İşçi Kadınların Gözünden 15-16 Haziran 1970 Büyük İşçi Direnişi
Gelecekbizim, 15 Haziran 2025

Türkiye işçi sınıfı 15-16 Haziran 1970’te, iki uzun gün boyunca İstanbul’dan Kocaeli’ne uzanan hat boyunca sadece üretimi durdurmadı. Fabrikalarından çıkan işçiler, birçok koldan yürüyüşe geçtiler; E-5 karayolu başta olmak üzere ana yolları ve caddeleri trafiğe kapatarak kent merkezlerine doğru ilerlediler.

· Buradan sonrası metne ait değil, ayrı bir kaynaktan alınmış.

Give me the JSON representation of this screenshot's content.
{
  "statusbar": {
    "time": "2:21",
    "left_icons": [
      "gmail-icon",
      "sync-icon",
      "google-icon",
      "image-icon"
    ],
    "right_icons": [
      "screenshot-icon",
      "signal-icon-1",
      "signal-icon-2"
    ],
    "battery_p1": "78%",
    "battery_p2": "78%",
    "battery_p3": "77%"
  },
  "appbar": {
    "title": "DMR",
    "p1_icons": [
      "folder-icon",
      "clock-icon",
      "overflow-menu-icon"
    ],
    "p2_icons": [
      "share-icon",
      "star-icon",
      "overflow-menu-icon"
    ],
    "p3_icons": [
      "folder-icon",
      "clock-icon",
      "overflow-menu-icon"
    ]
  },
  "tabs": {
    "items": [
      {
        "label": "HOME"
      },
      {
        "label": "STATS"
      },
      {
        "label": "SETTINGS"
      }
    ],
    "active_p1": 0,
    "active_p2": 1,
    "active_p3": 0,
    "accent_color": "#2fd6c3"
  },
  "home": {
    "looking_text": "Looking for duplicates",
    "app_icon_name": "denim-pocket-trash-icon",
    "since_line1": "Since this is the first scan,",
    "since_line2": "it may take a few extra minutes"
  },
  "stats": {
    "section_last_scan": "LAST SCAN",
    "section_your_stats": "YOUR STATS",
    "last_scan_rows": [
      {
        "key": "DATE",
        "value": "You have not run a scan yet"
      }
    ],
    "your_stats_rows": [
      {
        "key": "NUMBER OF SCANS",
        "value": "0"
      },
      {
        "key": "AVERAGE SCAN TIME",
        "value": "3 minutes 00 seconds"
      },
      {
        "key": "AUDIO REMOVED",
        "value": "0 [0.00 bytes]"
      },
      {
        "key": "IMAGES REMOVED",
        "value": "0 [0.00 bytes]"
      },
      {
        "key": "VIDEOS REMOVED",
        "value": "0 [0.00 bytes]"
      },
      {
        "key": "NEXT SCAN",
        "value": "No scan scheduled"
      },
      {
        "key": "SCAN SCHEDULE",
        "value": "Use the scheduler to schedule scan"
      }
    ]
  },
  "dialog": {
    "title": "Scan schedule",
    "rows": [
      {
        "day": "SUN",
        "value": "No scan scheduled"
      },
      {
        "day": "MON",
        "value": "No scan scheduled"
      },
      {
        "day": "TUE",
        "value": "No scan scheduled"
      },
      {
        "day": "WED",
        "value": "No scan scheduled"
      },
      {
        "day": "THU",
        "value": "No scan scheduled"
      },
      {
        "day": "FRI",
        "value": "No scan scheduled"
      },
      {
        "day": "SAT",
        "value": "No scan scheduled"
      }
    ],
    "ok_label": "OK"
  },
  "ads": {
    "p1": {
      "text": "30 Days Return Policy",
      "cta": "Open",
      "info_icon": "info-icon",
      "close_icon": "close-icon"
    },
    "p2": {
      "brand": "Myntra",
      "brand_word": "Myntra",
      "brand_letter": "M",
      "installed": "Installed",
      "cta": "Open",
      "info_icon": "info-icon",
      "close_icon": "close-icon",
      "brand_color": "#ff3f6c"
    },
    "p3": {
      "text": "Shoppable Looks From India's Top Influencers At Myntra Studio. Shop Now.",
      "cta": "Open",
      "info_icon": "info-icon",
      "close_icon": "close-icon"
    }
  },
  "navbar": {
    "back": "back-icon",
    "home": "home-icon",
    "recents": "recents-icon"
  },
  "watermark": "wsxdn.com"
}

Önlerine konan polis ve asker barikatını defalarca aştılar. Kadın işçiler, tüm yürüyüş kollarında çok cesur, inatçı ve kararlıydılar. O günlerde ECA’da işçi olan Yunus Uysal, Anadolu Yakasında Kartal yönüne yürüyüşe geçen işçi kitlesinin Ankara Asfaltında önlerinin kesildiğini, Cevizli Tekel’in kadın işçilerinin tankların üzerine çıkıp subaylarla tartıştıklarını anlatıyor: “Ankara Asfaltı trafiğe kapalıydı. Bir de ne görelim, Ankara Asfaltında tugayın tankları sıra sıra askerlerle dizili. Tekel’in dirençli kadın işçileri tankların üzerindeler, subaylarla tartışıyorlar.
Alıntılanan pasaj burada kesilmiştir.